By default, Rails only precompiles application.js, application.css and any images it finds in the assets path. Therefore, in production mordernizr will not get precompiled and thus the javascript helpers will not be able to find the file.

In order to fix the issue, you can add modernizr to the precompile list by modifying the following config in production.rb

config.assets.precompile += ['modernizr.js']

For more information see the Rails Guides

1 Comment

This answer is correct. In prod, if javascript_include_tag cannot find the precompiled javascript asset in the searching path (which is ./public/assets/ I think), it will generate src starting with /javascripts/ (Rails thinks you will put that assets in ./public/javascripts/). In dev, config.assets.compile is set to true, so if javascript_include_tag cannot find the assets in ./public/assets, rails will compile the assets, then it will find it. In production, config.assets.compile is false. So use config.assets.precompile to make sure your assets are precompiled.
4

Be sure to precompile your assets in production by running this command:

RAILS_ENV=production bundle exec rake assets:precompile

The Rails Guide on the asset pipeline can give you more details: http://guides.rubyonrails.org/asset_pipeline.html#precompiling-assets

3 Comments

But this only compiles the assets into the public/assets/ folder - it doesn't explain why the path is being generated incorrectly.
Did you change the path in your production.rb? It would look like config.assets.prefix = "/some_other_path" guides.rubyonrails.org/…
No, I didn't. All my assets in vendor/ get compiled correctly into /assets and the paths are correct. It's just javascripts in /app/assets for some reason have the wrong path generated by javascript_include_tag. And yes, I added them to precompile. Really strange behaviour...
1

I have a new application using Rails 4 deployed on Heroku with :

<%= javascript_include_tag "application", "data-turbolinks-track" => true %>

my javascript application.(fingerprint).js called from the src: assets/application.js

i think your problem come from something into your production.rb who define assets from another location.

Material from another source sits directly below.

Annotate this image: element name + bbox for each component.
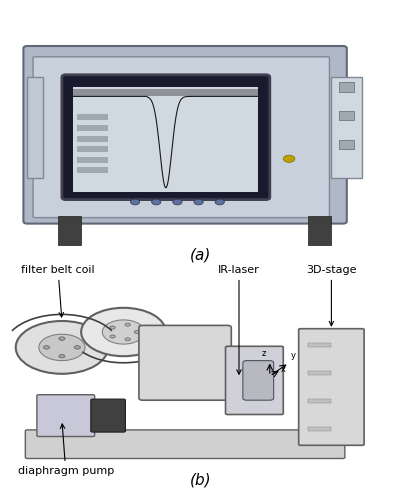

So maybe you can add Moderniz.js to

config.assets.precompile = ['.js', '.css', '*.css.erb']

in config/production.rb

Or simply require modernizr script into your application.js

//= require mordernizr

and remove the modernizr script call into your layout.

<%= javascript_include_tag "modernizr", "data-turbolinks-track" => true %>

Can you check from where your application.js is served into your production environment ?

Comments

-1

It may be because this file needs to be in /vendor/assets/javascript instead of /app/assets/javascript. The Vendor folder is for javascript libraries, and the App folder is for your code.

A better solution than adding a tag to your layout would be adding a script reference to your application.js and let the sass compiler compress and attach it to your main javascript file.

If you don't get a definitive answer, check out: http://guides.rubyonrails.org/asset_pipeline.html#asset-organization

1 Comment

The files in both /vendor/assets/javascript/ and /app/assets/javascript/ folders get compiled into the public/assets/ folder, and the generated manifest.json file describes the logical paths to find the fingerprinted files. However, for this to work, the path generated by javascript_include_tag still needs to point to assets/.